Forrest Goodluck gets some inspiration in his own backyard on "How to Blow Up a Pipeline" / Photo courtesy of Neon Films

Forrest Goodluck gets some inspiration in his own backyard on "How to Blow Up a Pipeline" / Photo courtesy of Neon Films

How to Blow Up a Pipeline is at its best when it explores the tension of class differences among the group. Most are poor, but education is a cleaver equally powerful as money to separate people. Dwayne is a rancher who lost his land to the pipeline. His plight has nothing to do with abstract ideas but actual economic survival. He calls off a couple of college boys recording his testimony for a documentary, which will do nothing for him except to “get his story out.” He sure as hell is not going to feed his kids with awareness. But is violence the answer? His wife hints at the question out of desperate self-preservation. What will she do if he ends up in jail? Shawn is one of those college boys who coasts the illusion of doing something. Certainly, the sabotage will not get Dwayne his land back. It will just stick it to the man for a bit.

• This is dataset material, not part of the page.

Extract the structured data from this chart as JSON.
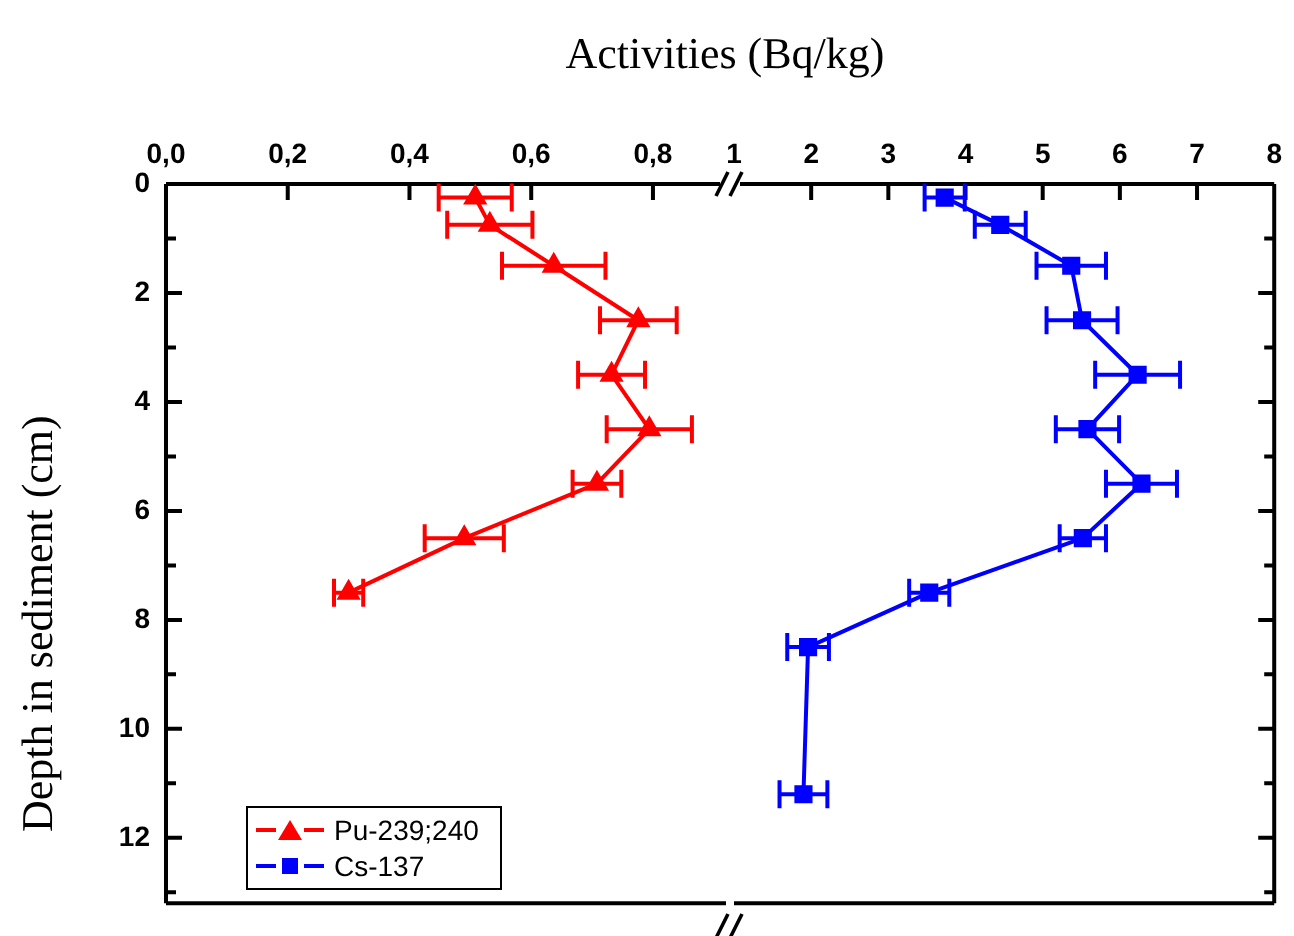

Rowan and Sean offer a different class dynamic in their relationship. At a pivotal moment, she reveals her romantic partner comes from money. He can always call the lawyer his dad keeps on retainer if he gets in trouble with the law. This kind of tension is rich in drama. Sound of Metal (Darius Marder, 2019) was more successful at exploring it, reversing the gender of the couple. Olivia Cooke was a rich girl in a rock band, slumming with Ruben (Liz Ahmed), a proletariat drummer going deaf. Then again, it might be unfair to demand How to Blow Up a Pipeline to be more insightful in these matters, considering all the tasks it sets for itself: define a large cast of characters, explain and execute a criminal plan, and ponder the ethical implications.

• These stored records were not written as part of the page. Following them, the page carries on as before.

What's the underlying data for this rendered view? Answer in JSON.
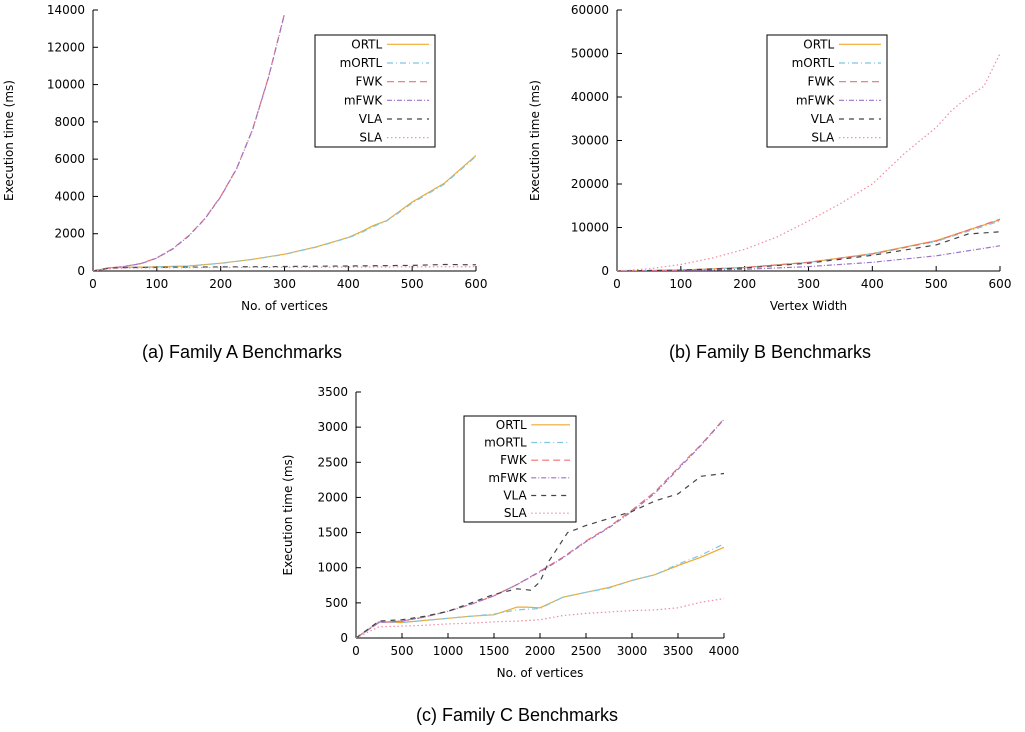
{
  "chart_data": [
    {
      "type": "line",
      "id": "a",
      "caption": "(a) Family A Benchmarks",
      "xlabel": "No. of vertices",
      "ylabel": "Execution time (ms)",
      "xlim": [
        0,
        600
      ],
      "ylim": [
        0,
        14000
      ],
      "xticks": [
        0,
        100,
        200,
        300,
        400,
        500,
        600
      ],
      "yticks": [
        0,
        2000,
        4000,
        6000,
        8000,
        10000,
        12000,
        14000
      ],
      "legend_position": "top-right",
      "series": [
        {
          "name": "ORTL",
          "x": [
            0,
            25,
            50,
            100,
            150,
            200,
            250,
            300,
            350,
            400,
            420,
            440,
            460,
            480,
            500,
            550,
            600
          ],
          "y": [
            0,
            180,
            200,
            220,
            270,
            420,
            630,
            900,
            1300,
            1800,
            2100,
            2450,
            2700,
            3200,
            3700,
            4700,
            6200
          ]
        },
        {
          "name": "mORTL",
          "x": [
            0,
            25,
            50,
            100,
            150,
            200,
            250,
            300,
            350,
            400,
            420,
            440,
            460,
            480,
            500,
            550,
            600
          ],
          "y": [
            0,
            180,
            200,
            220,
            270,
            410,
            620,
            890,
            1280,
            1780,
            2050,
            2400,
            2680,
            3150,
            3650,
            4650,
            6150
          ]
        },
        {
          "name": "FWK",
          "x": [
            0,
            25,
            50,
            75,
            100,
            125,
            150,
            175,
            200,
            225,
            250,
            275,
            300
          ],
          "y": [
            0,
            150,
            250,
            400,
            700,
            1200,
            1900,
            2800,
            4000,
            5500,
            7600,
            10400,
            13800
          ]
        },
        {
          "name": "mFWK",
          "x": [
            0,
            25,
            50,
            75,
            100,
            125,
            150,
            175,
            200,
            225,
            250,
            275,
            300
          ],
          "y": [
            0,
            150,
            250,
            390,
            690,
            1180,
            1880,
            2780,
            3980,
            5480,
            7580,
            10380,
            13780
          ]
        },
        {
          "name": "VLA",
          "x": [
            0,
            25,
            50,
            100,
            200,
            300,
            400,
            500,
            550,
            600
          ],
          "y": [
            0,
            150,
            180,
            200,
            220,
            240,
            270,
            300,
            350,
            330
          ]
        },
        {
          "name": "SLA",
          "x": [
            0,
            25,
            50,
            100,
            200,
            300,
            400,
            500,
            600
          ],
          "y": [
            0,
            120,
            150,
            170,
            190,
            200,
            210,
            220,
            230
          ]
        }
      ]
    },
    {
      "type": "line",
      "id": "b",
      "caption": "(b) Family B Benchmarks",
      "xlabel": "Vertex Width",
      "ylabel": "Execution time (ms)",
      "xlim": [
        0,
        600
      ],
      "ylim": [
        0,
        60000
      ],
      "xticks": [
        0,
        100,
        200,
        300,
        400,
        500,
        600
      ],
      "yticks": [
        0,
        10000,
        20000,
        30000,
        40000,
        50000,
        60000
      ],
      "legend_position": "top-left",
      "series": [
        {
          "name": "ORTL",
          "x": [
            0,
            100,
            200,
            300,
            400,
            500,
            600
          ],
          "y": [
            0,
            200,
            800,
            2000,
            4000,
            7000,
            11800
          ]
        },
        {
          "name": "mORTL",
          "x": [
            0,
            100,
            200,
            300,
            400,
            500,
            600
          ],
          "y": [
            0,
            200,
            780,
            1950,
            3900,
            6800,
            11500
          ]
        },
        {
          "name": "FWK",
          "x": [
            0,
            100,
            200,
            300,
            400,
            500,
            600
          ],
          "y": [
            0,
            200,
            800,
            2000,
            3900,
            6900,
            11900
          ]
        },
        {
          "name": "mFWK",
          "x": [
            0,
            100,
            200,
            300,
            400,
            500,
            600
          ],
          "y": [
            0,
            100,
            400,
            1000,
            2000,
            3500,
            5800
          ]
        },
        {
          "name": "VLA",
          "x": [
            0,
            100,
            200,
            300,
            400,
            500,
            550,
            600
          ],
          "y": [
            0,
            200,
            700,
            1800,
            3600,
            6000,
            8500,
            9000
          ]
        },
        {
          "name": "SLA",
          "x": [
            0,
            50,
            100,
            150,
            200,
            250,
            300,
            350,
            400,
            425,
            450,
            500,
            525,
            550,
            575,
            600
          ],
          "y": [
            0,
            500,
            1500,
            3000,
            5000,
            7800,
            11500,
            15500,
            20000,
            23500,
            27000,
            33000,
            37000,
            40000,
            42500,
            50000
          ]
        }
      ]
    },
    {
      "type": "line",
      "id": "c",
      "caption": "(c) Family C Benchmarks",
      "xlabel": "No. of vertices",
      "ylabel": "Execution time (ms)",
      "xlim": [
        0,
        4000
      ],
      "ylim": [
        0,
        3500
      ],
      "xticks": [
        0,
        500,
        1000,
        1500,
        2000,
        2500,
        3000,
        3500,
        4000
      ],
      "yticks": [
        0,
        500,
        1000,
        1500,
        2000,
        2500,
        3000,
        3500
      ],
      "legend_position": "top-left",
      "series": [
        {
          "name": "ORTL",
          "x": [
            0,
            250,
            500,
            750,
            1000,
            1250,
            1500,
            1750,
            1850,
            2000,
            2250,
            2500,
            2750,
            3000,
            3250,
            3500,
            3750,
            4000
          ],
          "y": [
            0,
            230,
            220,
            250,
            280,
            310,
            330,
            440,
            440,
            430,
            580,
            650,
            720,
            820,
            900,
            1030,
            1150,
            1290
          ]
        },
        {
          "name": "mORTL",
          "x": [
            0,
            250,
            500,
            750,
            1000,
            1250,
            1500,
            1750,
            2000,
            2250,
            2500,
            2750,
            3000,
            3250,
            3500,
            3750,
            4000
          ],
          "y": [
            0,
            230,
            220,
            250,
            280,
            310,
            340,
            400,
            420,
            580,
            650,
            710,
            820,
            900,
            1050,
            1180,
            1340
          ]
        },
        {
          "name": "FWK",
          "x": [
            0,
            250,
            500,
            750,
            1000,
            1250,
            1500,
            1750,
            2000,
            2250,
            2500,
            2750,
            3000,
            3250,
            3500,
            3750,
            4000
          ],
          "y": [
            0,
            220,
            240,
            300,
            380,
            480,
            600,
            760,
            950,
            1150,
            1380,
            1580,
            1820,
            2080,
            2420,
            2750,
            3120
          ]
        },
        {
          "name": "mFWK",
          "x": [
            0,
            250,
            500,
            750,
            1000,
            1250,
            1500,
            1750,
            2000,
            2250,
            2500,
            2750,
            3000,
            3250,
            3500,
            3750,
            4000
          ],
          "y": [
            0,
            220,
            240,
            300,
            380,
            480,
            600,
            760,
            940,
            1140,
            1370,
            1570,
            1800,
            2060,
            2400,
            2740,
            3110
          ]
        },
        {
          "name": "VLA",
          "x": [
            0,
            250,
            500,
            750,
            1000,
            1250,
            1500,
            1750,
            1900,
            2000,
            2100,
            2300,
            2500,
            2750,
            3000,
            3250,
            3500,
            3750,
            4000
          ],
          "y": [
            0,
            240,
            260,
            310,
            380,
            500,
            620,
            700,
            680,
            800,
            1100,
            1500,
            1600,
            1700,
            1800,
            1950,
            2050,
            2300,
            2340
          ]
        },
        {
          "name": "SLA",
          "x": [
            0,
            250,
            500,
            750,
            1000,
            1250,
            1500,
            1750,
            2000,
            2250,
            2500,
            2750,
            3000,
            3250,
            3500,
            3750,
            4000
          ],
          "y": [
            0,
            160,
            170,
            180,
            200,
            210,
            230,
            240,
            260,
            320,
            350,
            370,
            390,
            400,
            430,
            510,
            560
          ]
        }
      ]
    }
  ],
  "series_styles": {
    "ORTL": {
      "color": "#f0a830",
      "dash": ""
    },
    "mORTL": {
      "color": "#7ec8e3",
      "dash": "6 3 1 3"
    },
    "FWK": {
      "color": "#f07070",
      "dash": "7 4"
    },
    "mFWK": {
      "color": "#9c74c9",
      "dash": "5 2 1 2"
    },
    "VLA": {
      "color": "#444444",
      "dash": "5 5"
    },
    "SLA": {
      "color": "#f08ca0",
      "dash": "1.5 2.5"
    }
  }
}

For all its seriousness, it is not above pulling a fake mid-run cliffhanger when Michael suffers an explosive setback. The Native American character carries the least subtle discourse as a burden. His backstory centers around a debate with his mother about tolerance for white people working within the limits of their reservation. He goes passive-aggressive by turning his back on her proposal to work for a foundation and takes a menial job at a convenience store. Of course, his real calling is to produce DIY videos to teach how to make explosives. The movie gracefully composes a diverse cast. It is, perhaps, the stealthiest progressive move it musters.

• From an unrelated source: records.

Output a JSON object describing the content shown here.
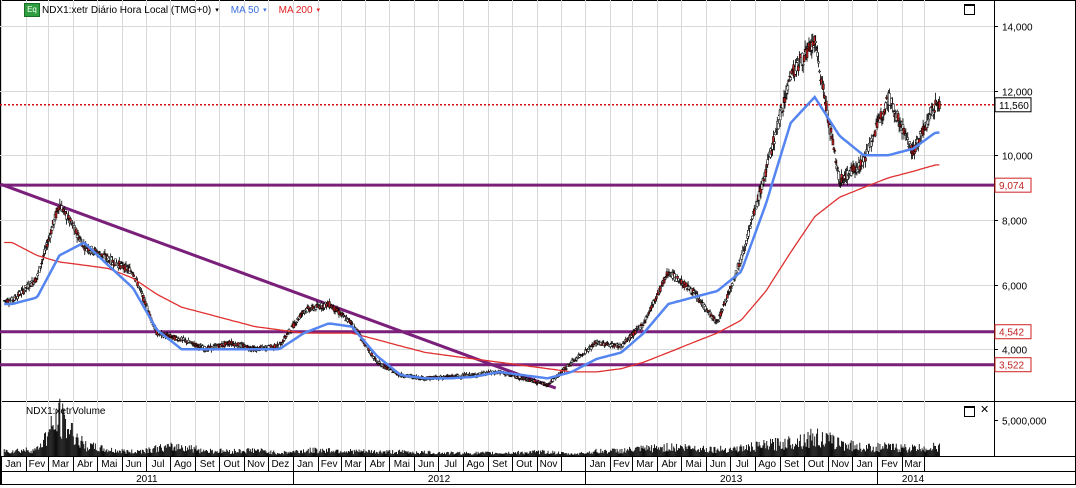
{
  "header": {
    "badge": "Eq",
    "symbol_text": "NDX1:xetr Diário Hora Local (TMG+0)",
    "ma50_label": "MA 50",
    "ma200_label": "MA 200",
    "dropdown_caret": "▾"
  },
  "volume_panel": {
    "title": "NDX1:xetrVolume",
    "close_glyph": "✕"
  },
  "colors": {
    "candles": "#000000",
    "candle_red": "#c02020",
    "ma50": "#5585f0",
    "ma200": "#e03030",
    "trendline": "#7a1f7a",
    "last_price_line": "#d01010",
    "grid": "#d8d8d8"
  },
  "chart_data": [
    {
      "type": "line",
      "subtype": "candlestick",
      "title": "",
      "xlabel": "",
      "ylabel": "",
      "y_axis_side": "right",
      "ylim": [
        2400,
        14800
      ],
      "y_ticks": [
        4000,
        6000,
        8000,
        10000,
        12000,
        14000
      ],
      "y_tick_labels": [
        "4,000",
        "6,000",
        "8,000",
        "10,000",
        "12,000",
        "14,000"
      ],
      "grid": true,
      "x_range": [
        "2011-01-01",
        "2014-04-01"
      ],
      "x_month_labels": [
        "Jan",
        "Fev",
        "Mar",
        "Abr",
        "Mai",
        "Jun",
        "Jul",
        "Ago",
        "Set",
        "Out",
        "Nov",
        "Dez",
        "Jan",
        "Fev",
        "Mar",
        "Abr",
        "Mai",
        "Jun",
        "Jul",
        "Ago",
        "Set",
        "Out",
        "Nov",
        "Jan",
        "Fev",
        "Mar",
        "Abr",
        "Mai",
        "Jun",
        "Jul",
        "Ago",
        "Set",
        "Out",
        "Nov",
        "Jan",
        "Fev",
        "Mar"
      ],
      "x_year_labels": [
        "2011",
        "2012",
        "2013",
        "2014"
      ],
      "price_labels": [
        {
          "value": 11560,
          "text": "11,560",
          "style": "last"
        },
        {
          "value": 9074,
          "text": "9,074",
          "style": "level"
        },
        {
          "value": 4542,
          "text": "4,542",
          "style": "level"
        },
        {
          "value": 3522,
          "text": "3,522",
          "style": "level"
        }
      ],
      "horizontal_levels": [
        9074,
        4542,
        3522
      ],
      "last_price": 11560,
      "trendline": {
        "start": [
          "2011-01-01",
          9100
        ],
        "end": [
          "2012-11-25",
          2800
        ]
      },
      "series": [
        {
          "name": "NDX1:xetr",
          "dates": [
            "2011-01",
            "2011-02",
            "2011-03",
            "2011-04",
            "2011-05",
            "2011-06",
            "2011-07",
            "2011-08",
            "2011-09",
            "2011-10",
            "2011-11",
            "2011-12",
            "2012-01",
            "2012-02",
            "2012-03",
            "2012-04",
            "2012-05",
            "2012-06",
            "2012-07",
            "2012-08",
            "2012-09",
            "2012-10",
            "2012-11",
            "2012-12",
            "2013-01",
            "2013-02",
            "2013-03",
            "2013-04",
            "2013-05",
            "2013-06",
            "2013-07",
            "2013-08",
            "2013-09",
            "2013-10",
            "2013-11",
            "2013-12",
            "2014-01",
            "2014-02",
            "2014-03"
          ],
          "values": [
            5500,
            6200,
            8500,
            7200,
            6800,
            6400,
            4500,
            4300,
            4000,
            4200,
            4000,
            4100,
            5200,
            5400,
            4800,
            3600,
            3200,
            3100,
            3150,
            3200,
            3300,
            3100,
            2900,
            3600,
            4200,
            4100,
            4800,
            6400,
            5800,
            4800,
            6800,
            9500,
            12500,
            13500,
            9200,
            9800,
            11800,
            10100,
            11560
          ]
        },
        {
          "name": "MA 50",
          "dates": [
            "2011-01",
            "2011-02",
            "2011-03",
            "2011-04",
            "2011-05",
            "2011-06",
            "2011-07",
            "2011-08",
            "2011-09",
            "2011-10",
            "2011-11",
            "2011-12",
            "2012-01",
            "2012-02",
            "2012-03",
            "2012-04",
            "2012-05",
            "2012-06",
            "2012-07",
            "2012-08",
            "2012-09",
            "2012-10",
            "2012-11",
            "2012-12",
            "2013-01",
            "2013-02",
            "2013-03",
            "2013-04",
            "2013-05",
            "2013-06",
            "2013-07",
            "2013-08",
            "2013-09",
            "2013-10",
            "2013-11",
            "2013-12",
            "2014-01",
            "2014-02",
            "2014-03"
          ],
          "values": [
            5400,
            5600,
            6900,
            7300,
            6600,
            5900,
            4600,
            4000,
            4000,
            4000,
            4000,
            4000,
            4500,
            4800,
            4700,
            3800,
            3200,
            3100,
            3100,
            3150,
            3300,
            3200,
            3100,
            3300,
            3700,
            3900,
            4500,
            5400,
            5600,
            5800,
            6400,
            8500,
            11000,
            11800,
            10600,
            10000,
            10000,
            10200,
            10700
          ]
        },
        {
          "name": "MA 200",
          "dates": [
            "2011-01",
            "2011-02",
            "2011-03",
            "2011-04",
            "2011-05",
            "2011-06",
            "2011-07",
            "2011-08",
            "2011-09",
            "2011-10",
            "2011-11",
            "2011-12",
            "2012-01",
            "2012-02",
            "2012-03",
            "2012-04",
            "2012-05",
            "2012-06",
            "2012-07",
            "2012-08",
            "2012-09",
            "2012-10",
            "2012-11",
            "2012-12",
            "2013-01",
            "2013-02",
            "2013-03",
            "2013-04",
            "2013-05",
            "2013-06",
            "2013-07",
            "2013-08",
            "2013-09",
            "2013-10",
            "2013-11",
            "2013-12",
            "2014-01",
            "2014-02",
            "2014-03"
          ],
          "values": [
            7300,
            6900,
            6700,
            6600,
            6500,
            6200,
            5700,
            5300,
            5100,
            4900,
            4700,
            4600,
            4500,
            4500,
            4500,
            4300,
            4100,
            3900,
            3800,
            3700,
            3600,
            3500,
            3400,
            3300,
            3300,
            3400,
            3600,
            3900,
            4200,
            4500,
            4900,
            5800,
            7000,
            8100,
            8700,
            9000,
            9300,
            9500,
            9700
          ]
        }
      ]
    },
    {
      "type": "bar",
      "title": "NDX1:xetrVolume",
      "y_ticks": [
        5000000
      ],
      "y_tick_labels": [
        "5,000,000"
      ],
      "ylim": [
        0,
        7000000
      ],
      "dates": [
        "2011-01",
        "2011-02",
        "2011-03",
        "2011-04",
        "2011-05",
        "2011-06",
        "2011-07",
        "2011-08",
        "2011-09",
        "2011-10",
        "2011-11",
        "2011-12",
        "2012-01",
        "2012-02",
        "2012-03",
        "2012-04",
        "2012-05",
        "2012-06",
        "2012-07",
        "2012-08",
        "2012-09",
        "2012-10",
        "2012-11",
        "2012-12",
        "2013-01",
        "2013-02",
        "2013-03",
        "2013-04",
        "2013-05",
        "2013-06",
        "2013-07",
        "2013-08",
        "2013-09",
        "2013-10",
        "2013-11",
        "2013-12",
        "2014-01",
        "2014-02",
        "2014-03"
      ],
      "values": [
        900000,
        1100000,
        6500000,
        1800000,
        1000000,
        700000,
        1300000,
        1600000,
        900000,
        800000,
        1000000,
        500000,
        900000,
        1000000,
        800000,
        700000,
        700000,
        600000,
        500000,
        500000,
        500000,
        600000,
        700000,
        300000,
        800000,
        900000,
        1200000,
        1500000,
        1400000,
        1100000,
        1300000,
        1800000,
        2400000,
        3200000,
        2200000,
        1400000,
        1500000,
        1300000,
        1500000
      ]
    }
  ]
}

For all its righteous anger, at heart, How to Blow Up a Pipeline is a crime caper movie. Instead of a gang of robbers out to make a killing, you get bleeding-heart environmental activists going for a grand gesture that would - could? - inspire a revolution against Big Oil. The sense of importance does not preclude a crucial ingredient: It still needs a final, surprise twist to send the audience out with a smile. This gotcha moment may feel satisfactory to true believers but undermines the carefully constructed sense of reality by giving a particular character the divine gift of omniscience. Perhaps the best audience for the movie is young and angry, those who can look at the screen and see themselves on it.